As discussed in our previous post, the artificial intelligence electric vehicle developer Faraday&Future, Inc. filed a lawsuit in January against rival startup EVelozcity, Inc. for misappropriation of trade secrets. Several senior members of the EVelozcity team were formerly employed by Faraday, and Faraday accused those former employees of stealing trade secrets on their way out the door. EVelozcity responded to these accusations with two motions to the court.

First, EVelozcity argued that the case is really a fight over the employee agreements that were in place between Faraday and the former employees accused of trade secret theft. If so, those agreements allegedly state that disputes will be handled by out-of-court arbitration rather than federal court litigation. EVelozcity therefore requested the court to order Faraday to take the case to an arbitrator. The court does not appear to have taken any action yet regarding this request.

Second, EVelozcity requested that the court disqualify part of Faraday’s legal team in the case due to an alleged conflict of interest. Attorneys are governed by rules of ethics that preclude the representation of parties for certain conflicts of interest. Although the rules vary from state to state, such conflicts would typically arise from representing parties on both sides of a dispute or obtaining confidential information from one client that could be harmful to another client. Importantly, conflicts typically impact not just the individual attorney having a conflict, but also the entire firm where that attorney practices law.

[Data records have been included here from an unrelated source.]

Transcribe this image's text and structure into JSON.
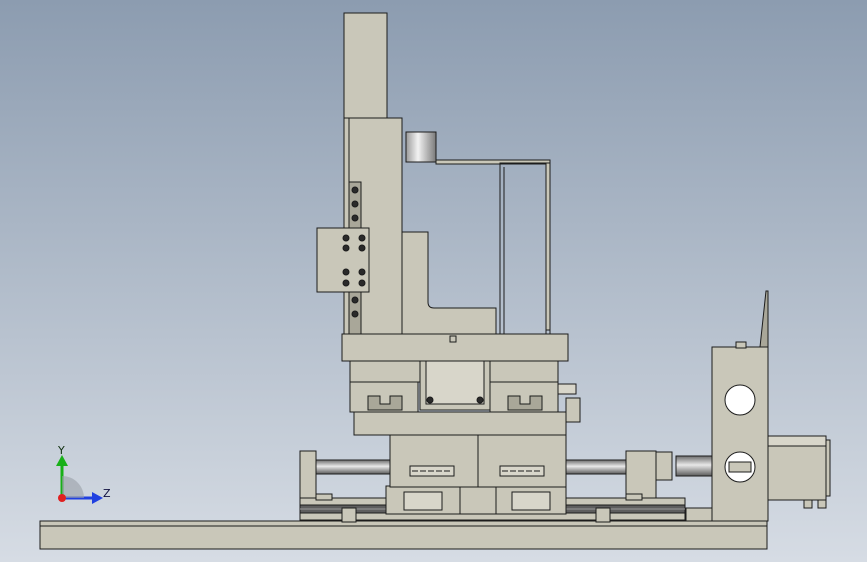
{
  "viewport": {
    "background_top": "#8c9cb0",
    "background_bottom": "#d6dce4"
  },
  "colors": {
    "part_fill": "#c9c7b9",
    "part_fill_light": "#d8d6ca",
    "part_fill_dark": "#a9a799",
    "edge": "#1c1c1c",
    "bolt": "#2a2a2a",
    "rail": "#5e5e5e",
    "axis_x": "#e02020",
    "axis_y": "#18b018",
    "axis_z": "#2040e0"
  },
  "triad": {
    "y_label": "Y",
    "z_label": "Z",
    "icon": "coordinate-triad-icon"
  }
}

In the Faraday case, Faraday is represented by attorneys from two law firms: Irell & Manella and Quinn Emmanuel. Before the lawsuit began, employees of EVelozcity held a preliminary consultation with a different set of attorneys at Quinn to discuss some aspects of their dispute with Faraday. This pre-litigation contact between EVelozcity and Quinn raises the possibility that the entire Quinn law firm would be disqualified from representing Faraday due to a conflict of interest.

So when does a preliminary consultation create a disqualifying conflict of interest? Under California law, the attorney must (1) obtain material and confidential information and (2) render legal advice or services as a result. Here, the general counsel at EVelozcity had a conference call with two attorneys at Quinn to discuss Faraday’s potential claims against EVelozcity. The general counsel was provided estimates of the cost of having Quinn defend EVelozcity in trade secret litigation, and after the call the Quinn attorneys sent the general counsel some “general legal research” about employee agreements. After the Quinn-EVelozcity conference call, EVelozcity hired a team of attorneys from a different firm (Goodwin Proctor) to represent EVelozcity in the dispute with Faraday.

The Goodwin Proctor attorneys representing EVelozcity learned of this interaction between the general counsel and Quinn attorneys about two months after Faraday filed its lawsuit for trade secret misappropriation. By that time, as mentioned above, a different set of Quinn attorney were representing Faraday in the case. The Goodwin Proctor attorneys then requested that the court disqualify the Quinn attorneys from representing Faraday since their firm had conducted a preliminary consultation with EVelozcity.

In reviewing the evidence, the court found that EVelozcity’s general counsel did not actually share any confidential information with the Quinn attorneys. Instead, the information that was shared was known (or soon became known) to the public: that EVelozcity intended to compete with Faraday by offering a similar product, that certain former employees of Faraday were joining EVelozcity, and that those employees were bound by employment agreements with Faraday. EVelozcity’s general counsel claimed to have also shared details of EVelozcity’s confidential hiring practices with Quinn, but the court found that claim to “strain[] credulity” when viewing the full body of evidence.

Without the sharing of confidential information, no conflict of interest existed and the court declined to take the “drastic measure” of disqualifying the Quinn attorneys representing Faraday. Faraday will retain its full legal team as the case now moves forward.